If you just read one, read this. The author of Liar's Poker discovers the human story behind the Wall St. meltdown. The writing is so vivid that article reads like a screenplay for a very funny and horrifying movie you will want to see. It will have you laughing and crying at the same time, while shining a bright light on the attitudes of both the protagonists and the skeptics.
GEORGE SOROS: The Crisis and What to Do About It
An investor as legendary in his own way as Warren Buffett has long warned of the dangers of unrestrained financial markets. Here he explains his concept of "reflexivity — the two way circular connection between market prices and the underlying reality" which makes all classic economic theory wrong and leads to policy errors on the part of both regulators and financiers that guarantee it will keep happening. Soros calls for new regulations that prevent overleveraging by financial institutions.
JOSEPH STIGLITZ: Reversal of Fortune
A sane economist with a sensible prescription for regulating the financial industry.
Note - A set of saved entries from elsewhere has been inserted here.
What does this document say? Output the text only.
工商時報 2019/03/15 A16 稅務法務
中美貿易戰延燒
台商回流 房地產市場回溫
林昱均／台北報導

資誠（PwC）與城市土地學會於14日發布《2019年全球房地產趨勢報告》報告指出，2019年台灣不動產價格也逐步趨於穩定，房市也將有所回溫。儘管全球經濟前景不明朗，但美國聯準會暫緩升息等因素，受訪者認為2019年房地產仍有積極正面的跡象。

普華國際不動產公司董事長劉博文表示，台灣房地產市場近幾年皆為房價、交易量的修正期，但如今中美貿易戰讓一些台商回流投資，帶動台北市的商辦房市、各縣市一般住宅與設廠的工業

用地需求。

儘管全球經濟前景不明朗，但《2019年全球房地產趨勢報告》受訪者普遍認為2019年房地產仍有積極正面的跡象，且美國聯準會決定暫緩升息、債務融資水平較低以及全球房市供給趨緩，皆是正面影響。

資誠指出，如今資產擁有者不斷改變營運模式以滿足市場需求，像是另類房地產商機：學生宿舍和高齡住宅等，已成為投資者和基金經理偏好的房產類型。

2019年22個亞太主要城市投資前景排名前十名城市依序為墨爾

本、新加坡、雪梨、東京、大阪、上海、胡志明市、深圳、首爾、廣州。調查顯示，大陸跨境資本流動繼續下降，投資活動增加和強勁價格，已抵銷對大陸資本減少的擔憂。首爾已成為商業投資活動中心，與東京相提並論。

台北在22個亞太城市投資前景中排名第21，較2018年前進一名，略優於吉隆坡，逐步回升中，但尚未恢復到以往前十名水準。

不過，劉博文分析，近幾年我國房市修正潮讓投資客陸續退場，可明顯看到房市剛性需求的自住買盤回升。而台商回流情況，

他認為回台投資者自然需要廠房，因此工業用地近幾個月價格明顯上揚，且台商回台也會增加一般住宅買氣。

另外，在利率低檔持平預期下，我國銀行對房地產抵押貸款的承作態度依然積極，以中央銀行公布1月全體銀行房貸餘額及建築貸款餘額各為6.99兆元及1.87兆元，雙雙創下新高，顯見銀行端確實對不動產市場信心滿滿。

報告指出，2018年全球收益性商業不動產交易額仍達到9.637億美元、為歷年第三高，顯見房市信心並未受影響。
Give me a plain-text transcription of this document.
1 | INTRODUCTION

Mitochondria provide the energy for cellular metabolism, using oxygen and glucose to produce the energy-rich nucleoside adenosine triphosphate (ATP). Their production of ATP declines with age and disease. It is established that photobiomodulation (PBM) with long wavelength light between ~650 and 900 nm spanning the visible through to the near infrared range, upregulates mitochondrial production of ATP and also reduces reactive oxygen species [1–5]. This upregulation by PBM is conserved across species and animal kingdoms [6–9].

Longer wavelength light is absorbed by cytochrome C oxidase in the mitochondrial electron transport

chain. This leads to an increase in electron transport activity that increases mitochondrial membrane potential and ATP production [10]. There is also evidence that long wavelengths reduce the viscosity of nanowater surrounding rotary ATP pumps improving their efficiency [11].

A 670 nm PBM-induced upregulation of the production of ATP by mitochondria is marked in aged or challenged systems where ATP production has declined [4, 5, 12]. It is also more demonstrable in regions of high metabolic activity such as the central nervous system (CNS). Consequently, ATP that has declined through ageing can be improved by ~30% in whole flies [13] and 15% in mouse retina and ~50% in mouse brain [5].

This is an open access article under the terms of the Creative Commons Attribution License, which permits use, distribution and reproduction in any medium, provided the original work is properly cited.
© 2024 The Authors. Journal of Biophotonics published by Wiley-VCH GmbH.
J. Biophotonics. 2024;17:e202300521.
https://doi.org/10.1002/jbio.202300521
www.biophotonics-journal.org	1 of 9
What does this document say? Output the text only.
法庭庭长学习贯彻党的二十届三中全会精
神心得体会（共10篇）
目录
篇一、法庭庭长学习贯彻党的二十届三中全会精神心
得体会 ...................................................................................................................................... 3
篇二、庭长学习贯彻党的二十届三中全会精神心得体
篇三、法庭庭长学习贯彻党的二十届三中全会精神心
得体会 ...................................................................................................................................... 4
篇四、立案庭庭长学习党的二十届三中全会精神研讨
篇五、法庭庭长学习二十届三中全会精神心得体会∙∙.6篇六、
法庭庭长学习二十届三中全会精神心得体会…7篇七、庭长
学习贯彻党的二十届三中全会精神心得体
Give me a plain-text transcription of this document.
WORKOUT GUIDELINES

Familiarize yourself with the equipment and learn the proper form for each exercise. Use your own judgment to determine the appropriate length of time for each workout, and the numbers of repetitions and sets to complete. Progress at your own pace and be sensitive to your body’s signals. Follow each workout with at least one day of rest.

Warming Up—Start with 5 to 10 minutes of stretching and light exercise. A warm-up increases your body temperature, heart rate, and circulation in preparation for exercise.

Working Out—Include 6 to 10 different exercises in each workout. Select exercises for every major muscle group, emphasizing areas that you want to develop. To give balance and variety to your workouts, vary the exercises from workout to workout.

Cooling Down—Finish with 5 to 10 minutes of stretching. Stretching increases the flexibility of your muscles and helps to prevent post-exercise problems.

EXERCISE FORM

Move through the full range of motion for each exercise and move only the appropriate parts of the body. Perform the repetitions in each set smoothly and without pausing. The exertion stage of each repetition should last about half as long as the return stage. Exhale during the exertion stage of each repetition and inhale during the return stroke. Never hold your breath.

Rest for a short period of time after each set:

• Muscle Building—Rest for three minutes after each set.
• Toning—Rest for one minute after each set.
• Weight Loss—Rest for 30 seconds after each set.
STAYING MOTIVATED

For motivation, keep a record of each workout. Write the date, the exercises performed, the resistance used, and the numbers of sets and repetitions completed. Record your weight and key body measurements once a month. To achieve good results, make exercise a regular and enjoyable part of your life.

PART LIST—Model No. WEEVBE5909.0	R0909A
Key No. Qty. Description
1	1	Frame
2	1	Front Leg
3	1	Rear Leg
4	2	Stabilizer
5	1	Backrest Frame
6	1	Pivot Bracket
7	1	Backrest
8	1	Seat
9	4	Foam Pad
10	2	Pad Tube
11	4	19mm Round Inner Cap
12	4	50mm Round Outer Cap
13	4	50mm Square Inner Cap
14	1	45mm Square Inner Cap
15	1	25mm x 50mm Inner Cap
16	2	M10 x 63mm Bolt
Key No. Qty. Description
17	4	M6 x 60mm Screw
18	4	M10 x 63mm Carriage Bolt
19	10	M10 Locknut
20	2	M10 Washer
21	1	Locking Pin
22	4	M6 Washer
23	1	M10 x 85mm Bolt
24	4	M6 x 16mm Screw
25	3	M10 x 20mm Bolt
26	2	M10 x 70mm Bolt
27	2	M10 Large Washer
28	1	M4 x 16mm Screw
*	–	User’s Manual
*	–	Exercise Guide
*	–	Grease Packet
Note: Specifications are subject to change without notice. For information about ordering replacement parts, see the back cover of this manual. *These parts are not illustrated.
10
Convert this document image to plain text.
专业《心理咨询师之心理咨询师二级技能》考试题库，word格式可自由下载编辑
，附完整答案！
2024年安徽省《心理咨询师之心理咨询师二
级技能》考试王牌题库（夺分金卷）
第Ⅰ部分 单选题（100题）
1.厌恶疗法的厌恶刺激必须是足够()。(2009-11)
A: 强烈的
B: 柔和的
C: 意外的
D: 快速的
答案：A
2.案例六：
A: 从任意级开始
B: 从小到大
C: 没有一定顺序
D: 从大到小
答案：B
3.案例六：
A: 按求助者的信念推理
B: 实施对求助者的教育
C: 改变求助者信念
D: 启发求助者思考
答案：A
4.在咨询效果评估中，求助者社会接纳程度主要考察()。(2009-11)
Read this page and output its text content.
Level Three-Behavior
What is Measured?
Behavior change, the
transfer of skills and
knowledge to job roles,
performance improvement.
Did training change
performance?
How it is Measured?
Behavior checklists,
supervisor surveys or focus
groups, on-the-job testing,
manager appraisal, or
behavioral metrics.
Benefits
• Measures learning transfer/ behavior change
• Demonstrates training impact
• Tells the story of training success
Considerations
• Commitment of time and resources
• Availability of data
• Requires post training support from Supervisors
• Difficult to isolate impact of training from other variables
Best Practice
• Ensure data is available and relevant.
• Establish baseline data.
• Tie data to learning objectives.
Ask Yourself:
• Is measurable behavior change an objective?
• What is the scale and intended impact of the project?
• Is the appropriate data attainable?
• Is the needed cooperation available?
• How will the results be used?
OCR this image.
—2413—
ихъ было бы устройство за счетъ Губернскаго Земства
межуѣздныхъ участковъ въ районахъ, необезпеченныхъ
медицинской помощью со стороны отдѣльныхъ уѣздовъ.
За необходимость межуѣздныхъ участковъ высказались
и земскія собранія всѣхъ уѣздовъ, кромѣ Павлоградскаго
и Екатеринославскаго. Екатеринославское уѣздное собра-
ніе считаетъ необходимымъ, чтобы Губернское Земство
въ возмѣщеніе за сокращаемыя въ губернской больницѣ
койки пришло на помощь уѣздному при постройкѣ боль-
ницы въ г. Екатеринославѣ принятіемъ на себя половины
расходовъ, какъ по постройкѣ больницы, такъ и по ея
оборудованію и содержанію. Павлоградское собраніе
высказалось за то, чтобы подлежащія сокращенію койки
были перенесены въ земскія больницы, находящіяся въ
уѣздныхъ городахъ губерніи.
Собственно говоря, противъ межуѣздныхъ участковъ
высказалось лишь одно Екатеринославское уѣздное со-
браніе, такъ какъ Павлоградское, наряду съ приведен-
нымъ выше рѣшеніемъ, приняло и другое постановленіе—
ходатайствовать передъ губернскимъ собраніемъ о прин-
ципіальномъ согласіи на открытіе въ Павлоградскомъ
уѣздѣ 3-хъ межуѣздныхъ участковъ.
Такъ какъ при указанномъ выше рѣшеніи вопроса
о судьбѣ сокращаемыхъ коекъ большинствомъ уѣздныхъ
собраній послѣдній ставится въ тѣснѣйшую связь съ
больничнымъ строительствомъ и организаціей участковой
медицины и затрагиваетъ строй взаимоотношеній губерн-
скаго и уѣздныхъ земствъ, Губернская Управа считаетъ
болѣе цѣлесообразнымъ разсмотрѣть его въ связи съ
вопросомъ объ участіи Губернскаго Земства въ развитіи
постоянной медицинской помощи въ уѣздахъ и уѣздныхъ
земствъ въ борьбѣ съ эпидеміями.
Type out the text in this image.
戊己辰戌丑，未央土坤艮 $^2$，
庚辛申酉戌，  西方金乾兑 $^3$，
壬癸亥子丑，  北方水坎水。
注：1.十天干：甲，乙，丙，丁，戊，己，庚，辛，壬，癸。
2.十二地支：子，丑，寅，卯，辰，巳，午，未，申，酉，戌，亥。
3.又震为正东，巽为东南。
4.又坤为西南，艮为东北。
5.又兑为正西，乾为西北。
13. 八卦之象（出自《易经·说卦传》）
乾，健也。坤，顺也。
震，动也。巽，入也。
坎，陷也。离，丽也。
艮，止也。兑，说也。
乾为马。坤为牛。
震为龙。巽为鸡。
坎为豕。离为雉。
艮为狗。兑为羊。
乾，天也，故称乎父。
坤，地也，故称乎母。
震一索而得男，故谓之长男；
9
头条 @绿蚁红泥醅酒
This article almost restores your hope that something rational can be done to ameliorate the situation.
JOSEPH STIGLITZ: Capitalist Fools
For the big picture view, Stiglitz warms to the task of assigning blame by pointing to five key mistakes in public and corporate financial policies that led to the current crisis.
LEONARDO BOFF: Is the Worst of the Crisis Still to Come?
A meta-perspective by a Spanish theologian, who sees the crisis as inherent in capitalism itself:
The limits of capital lie in the limits of the Earth. That was not the case in the crisis of 1929. The Earth's capacity for support was taken as a given then. That is not so today: if we do not save the sustainability of the Earth, there will be no basis for capital's proposed growth. After having made labor's position precarious, replacing it with the machine, now capital is liquidating nature.